サウジ政府の未明の発表を受け、トルコでは朝から一斉にこのニュースが伝えられている。トルコの複数のメディアは「全ての責任は側近に負わされた」と報じた。
サウジ政府は、カショギ氏は総領事館に入った後、そこにいた人々との間でケンカとなり、死亡したとしている。サウジの検察当局はサウジ人18人を拘束して取り調べていて、彼らが事件を隠ぺいしようとした疑いもあるとしている。
また、サウジ政府はこの事件に関連して、ムハンマド皇太子の側近であるアシーリ氏について、情報機関のナンバー2の地位を更迭した。サウジ政府として、カショギ氏の死亡に関与したことを初めて認めたことになる。サウジ側は、ムハンマド皇太子をトップとした委員会を設置して情報機関の立て直しを行うとしていて、何とか皇太子に影響が及ぶことを避けて、幕引きを図りたい考え。

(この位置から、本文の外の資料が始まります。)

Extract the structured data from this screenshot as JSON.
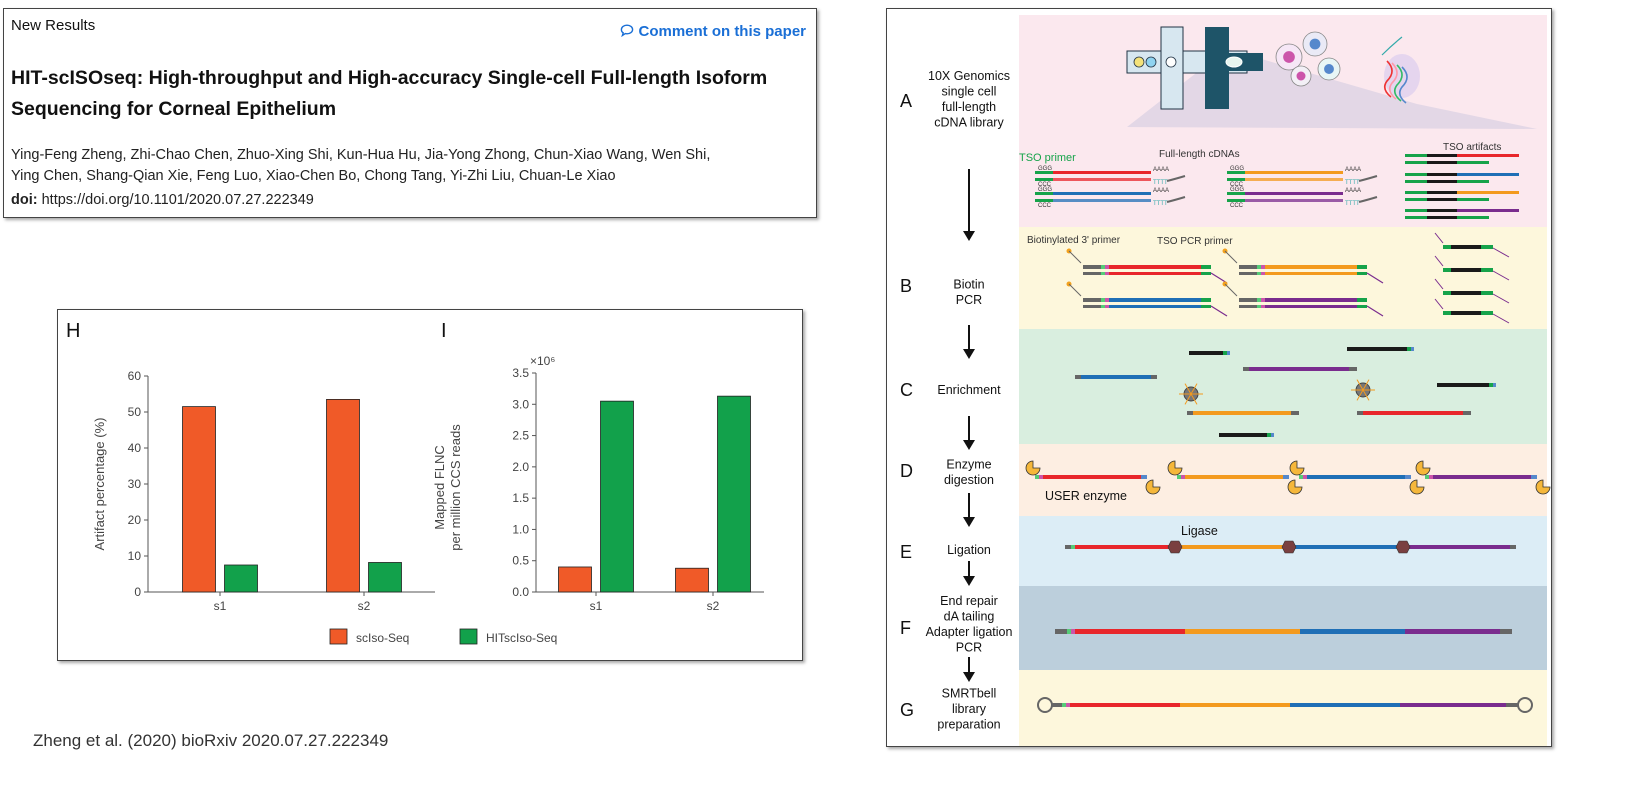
{
  "paper": {
    "status": "New Results",
    "comment_link": "Comment on this paper",
    "title": "HIT-scISOseq: High-throughput and High-accuracy Single-cell Full-length Isoform Sequencing for Corneal Epithelium",
    "authors_line1": "Ying-Feng Zheng, Zhi-Chao Chen, Zhuo-Xing Shi, Kun-Hua Hu, Jia-Yong Zhong, Chun-Xiao Wang, Wen Shi,",
    "authors_line2": "Ying Chen, Shang-Qian Xie, Feng Luo, Xiao-Chen Bo, Chong Tang, Yi-Zhi Liu, Chuan-Le Xiao",
    "doi_label": "doi:",
    "doi_value": "https://doi.org/10.1101/2020.07.27.222349"
  },
  "citation": "Zheng et al. (2020) bioRxiv 2020.07.27.222349",
  "colors": {
    "sciso": "#f05a28",
    "hit": "#12a14b",
    "link": "#1a6fd6"
  },
  "chart_data": [
    {
      "type": "bar",
      "panel": "H",
      "categories": [
        "s1",
        "s2"
      ],
      "ylabel": "Artifact percentage (%)",
      "ylim": [
        0,
        60
      ],
      "yticks": [
        0,
        10,
        20,
        30,
        40,
        50,
        60
      ],
      "series": [
        {
          "name": "scIso-Seq",
          "color": "#f05a28",
          "values": [
            51.5,
            53.5
          ]
        },
        {
          "name": "HITscIso-Seq",
          "color": "#12a14b",
          "values": [
            7.5,
            8.2
          ]
        }
      ]
    },
    {
      "type": "bar",
      "panel": "I",
      "categories": [
        "s1",
        "s2"
      ],
      "ylabel_line1": "Mapped FLNC",
      "ylabel_line2": "per million CCS reads",
      "multiplier": "×10⁶",
      "ylim": [
        0,
        3.5
      ],
      "yticks": [
        "0.0",
        "0.5",
        "1.0",
        "1.5",
        "2.0",
        "2.5",
        "3.0",
        "3.5"
      ],
      "series": [
        {
          "name": "scIso-Seq",
          "color": "#f05a28",
          "values": [
            0.4,
            0.38
          ]
        },
        {
          "name": "HITscIso-Seq",
          "color": "#12a14b",
          "values": [
            3.05,
            3.13
          ]
        }
      ]
    }
  ],
  "legend": {
    "items": [
      "scIso-Seq",
      "HITscIso-Seq"
    ]
  },
  "diagram": {
    "steps": [
      {
        "letter": "A",
        "lines": [
          "10X Genomics",
          "single cell",
          "full-length",
          "cDNA library"
        ],
        "bg": "#fbe8ee"
      },
      {
        "letter": "B",
        "lines": [
          "Biotin",
          "PCR"
        ],
        "bg": "#fdf7dc"
      },
      {
        "letter": "C",
        "lines": [
          "Enrichment"
        ],
        "bg": "#d9eedf"
      },
      {
        "letter": "D",
        "lines": [
          "Enzyme",
          "digestion"
        ],
        "bg": "#fdeee2"
      },
      {
        "letter": "E",
        "lines": [
          "Ligation"
        ],
        "bg": "#dcedf6"
      },
      {
        "letter": "F",
        "lines": [
          "End repair",
          "dA tailing",
          "Adapter ligation",
          "PCR"
        ],
        "bg": "#bccfdc"
      },
      {
        "letter": "G",
        "lines": [
          "SMRTbell",
          "library",
          "preparation"
        ],
        "bg": "#fdf7dc"
      }
    ],
    "labels": {
      "tso_primer": "TSO primer",
      "full_length": "Full-length cDNAs",
      "tso_artifacts": "TSO artifacts",
      "biotin_primer": "Biotinylated 3' primer",
      "tso_pcr": "TSO PCR primer",
      "user_enzyme": "USER enzyme",
      "ligase": "Ligase",
      "ggg": "GGG",
      "ccc": "CCC",
      "aaaa": "AAAA",
      "tttt": "TTTT"
    }
  }
}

実際、発表の直前には、サウジのサルマン国王とトルコのエルドアン大統領が電話会談を行っており、この事件の主導権を握るトルコ側も、発表内容について一定の理解を示した可能性もある。
事態は政治的な幕引きに向けて動き出す可能性があるが、一方でカショギ氏の遺体はまだ見つかっておらず、事実関係の解明にはまだ時間がかかるものとみられる。